Diversity im Journalismus

Kategorie: Aktuelles, Journalismus & Medienmanagement

JournalistInnen und ExpertInnen diskutieren am Institut für Journalismus & Medienmanagement der FHWien der WKW.
Diversity im Journalismus, Institut für Journalismus & Medienmanagment der FHWien der WKW

Diversity im Journalismus, Institut für Journalismus & Medienmanagement der FHWien der WKW

Behinderung, Homosexualität oder Migrationshintergrund werden von Österreichs Medien nach wie vor als Besonderheit dargestellt, in der Berichterstattung, wie im Journalismus selbst.

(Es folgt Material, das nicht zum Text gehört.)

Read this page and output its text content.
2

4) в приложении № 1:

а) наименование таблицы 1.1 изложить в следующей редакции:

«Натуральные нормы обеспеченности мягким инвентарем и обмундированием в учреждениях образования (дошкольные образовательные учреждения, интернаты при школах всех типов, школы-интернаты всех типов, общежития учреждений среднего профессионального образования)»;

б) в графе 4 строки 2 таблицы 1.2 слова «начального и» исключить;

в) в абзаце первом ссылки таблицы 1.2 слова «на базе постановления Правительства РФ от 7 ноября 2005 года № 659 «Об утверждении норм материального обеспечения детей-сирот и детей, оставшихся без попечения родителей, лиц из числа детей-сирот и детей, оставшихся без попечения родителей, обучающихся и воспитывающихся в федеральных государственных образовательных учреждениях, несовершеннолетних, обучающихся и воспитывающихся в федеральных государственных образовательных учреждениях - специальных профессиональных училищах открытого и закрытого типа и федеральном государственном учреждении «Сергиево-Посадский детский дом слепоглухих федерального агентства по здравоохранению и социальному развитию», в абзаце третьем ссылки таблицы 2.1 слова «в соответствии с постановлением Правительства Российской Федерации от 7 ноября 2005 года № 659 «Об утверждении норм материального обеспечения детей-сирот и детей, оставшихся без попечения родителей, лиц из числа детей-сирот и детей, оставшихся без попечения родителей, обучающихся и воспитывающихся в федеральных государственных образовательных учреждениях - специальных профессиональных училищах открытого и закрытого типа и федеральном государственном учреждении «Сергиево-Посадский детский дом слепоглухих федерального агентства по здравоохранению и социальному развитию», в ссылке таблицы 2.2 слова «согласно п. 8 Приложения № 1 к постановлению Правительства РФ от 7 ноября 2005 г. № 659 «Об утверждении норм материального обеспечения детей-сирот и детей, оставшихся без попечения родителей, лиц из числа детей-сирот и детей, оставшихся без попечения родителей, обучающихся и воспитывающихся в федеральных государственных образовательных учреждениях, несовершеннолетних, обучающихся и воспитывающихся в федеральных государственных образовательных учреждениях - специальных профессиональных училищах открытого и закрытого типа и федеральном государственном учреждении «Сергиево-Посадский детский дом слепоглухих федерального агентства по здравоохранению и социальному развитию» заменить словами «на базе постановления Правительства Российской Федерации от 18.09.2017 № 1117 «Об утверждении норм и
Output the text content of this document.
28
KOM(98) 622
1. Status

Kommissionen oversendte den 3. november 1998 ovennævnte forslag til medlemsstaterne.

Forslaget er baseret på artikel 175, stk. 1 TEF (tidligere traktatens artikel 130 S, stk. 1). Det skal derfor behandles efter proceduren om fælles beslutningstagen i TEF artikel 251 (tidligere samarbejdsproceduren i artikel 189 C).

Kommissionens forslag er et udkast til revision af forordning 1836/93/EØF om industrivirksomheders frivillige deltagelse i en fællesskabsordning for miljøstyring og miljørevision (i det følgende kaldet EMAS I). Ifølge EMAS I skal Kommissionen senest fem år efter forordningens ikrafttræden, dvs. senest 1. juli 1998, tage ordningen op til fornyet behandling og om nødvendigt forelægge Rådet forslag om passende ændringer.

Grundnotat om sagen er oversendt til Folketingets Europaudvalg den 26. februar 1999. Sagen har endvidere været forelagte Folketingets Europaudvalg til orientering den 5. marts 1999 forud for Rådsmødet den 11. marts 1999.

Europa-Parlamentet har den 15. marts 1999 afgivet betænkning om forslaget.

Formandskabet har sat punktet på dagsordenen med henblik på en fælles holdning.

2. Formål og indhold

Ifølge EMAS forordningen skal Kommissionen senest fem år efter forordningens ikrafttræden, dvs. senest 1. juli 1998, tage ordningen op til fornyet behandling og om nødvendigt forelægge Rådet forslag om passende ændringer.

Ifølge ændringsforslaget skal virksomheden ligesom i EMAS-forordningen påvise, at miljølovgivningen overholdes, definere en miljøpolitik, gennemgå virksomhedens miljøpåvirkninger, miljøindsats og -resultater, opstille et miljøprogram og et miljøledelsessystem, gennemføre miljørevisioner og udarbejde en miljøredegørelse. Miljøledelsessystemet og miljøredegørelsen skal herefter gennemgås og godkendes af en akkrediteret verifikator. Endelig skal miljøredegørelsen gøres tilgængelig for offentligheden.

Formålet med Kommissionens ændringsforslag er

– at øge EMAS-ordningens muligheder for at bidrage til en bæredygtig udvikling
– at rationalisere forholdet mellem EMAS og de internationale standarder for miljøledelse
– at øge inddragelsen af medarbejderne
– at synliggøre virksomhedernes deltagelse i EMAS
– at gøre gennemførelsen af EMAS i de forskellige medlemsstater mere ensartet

ExpertInnen und JournalistInnen aus österreichischen Medien haben sich im Rahmen einer Podiumsdiskussion an der FHWien der WKW mit dieser Problematik auseinandergesetzt.
    
In zwei Panels wurden zwei Perspektiven von Diversity im Journalismus beleuchtet. Panel 1 setzte sich unter dem Titel „Alles ganz normal? Diversity in der Berichterstattung zwischen Sensation und Realität“ mit der Darstellung von Behinderung sowie Homo- und Bisexualität auseinander. Geladen waren Dr.in Brigitte Wolf, Landesdirektorin des ORF Wien, Mag.a Astrid Wilhelm, Msc, Vize-Präsidentin von Queer Business Women und Jo Spelbrink, Web-Designer und Experte für barrierefreie Medien. Vor allem die Einseitigkeit in der Darstellung von Menschen mit Behinderung wurde thematisiert. Jo Spelbrink wies darauf hin, dass Behinderung in Medien in erster Linie unter medizinischen Gesichtspunkten betrachtet und kulturelle Aspekte sowie die Lebensrealität von Menschen mit Behinderung außer Acht gelassen wird. Ähnlich schilderte Astrid Wilhelm die Situation von homo- und bisexuellen Menschen. Häufig ist es nur der stylishe schwule junge Mann, der Homosexualität in den Medien repräsentiert. Brigitte Wolf, Landesdirektorin des ORF Wien, wies darauf hin, dass es ihr ein Anliegen ist, Diversität aus der Besonderheit herauszuholen und in den Mainstream zu integrieren. Der ORF bemüht sich, von Stereotypen wegzukommen und seine MitarbeiterInnen zu sensibilisieren

Panel 2 stand unter dem Titel „Qualität mit Quote. Brauchen österreichische Medien mehr MigrantInnen?“. Es diskutierten Clara Akinyosoye, Chefredakteurin von M-Media, Mag. Alexis Neuberg, Radio Afrika und Teoman Tiftik, dasbiber. MigrantInnen sind in herkömmlichen österreichischen Medien unterrepräsentiert, waren sich die DiskutantInnen einig. Dies bezieht sich nicht nur auf die Themenwahl, sondern auch auf Personen. Für JournalistInnen mit Migrationshintergrund ist es in Österreich nach wie vor schwierig in Medien Fuß zu fassen, die sich nicht dezidiert mit MigrantInnenthemen auseinandersetzen.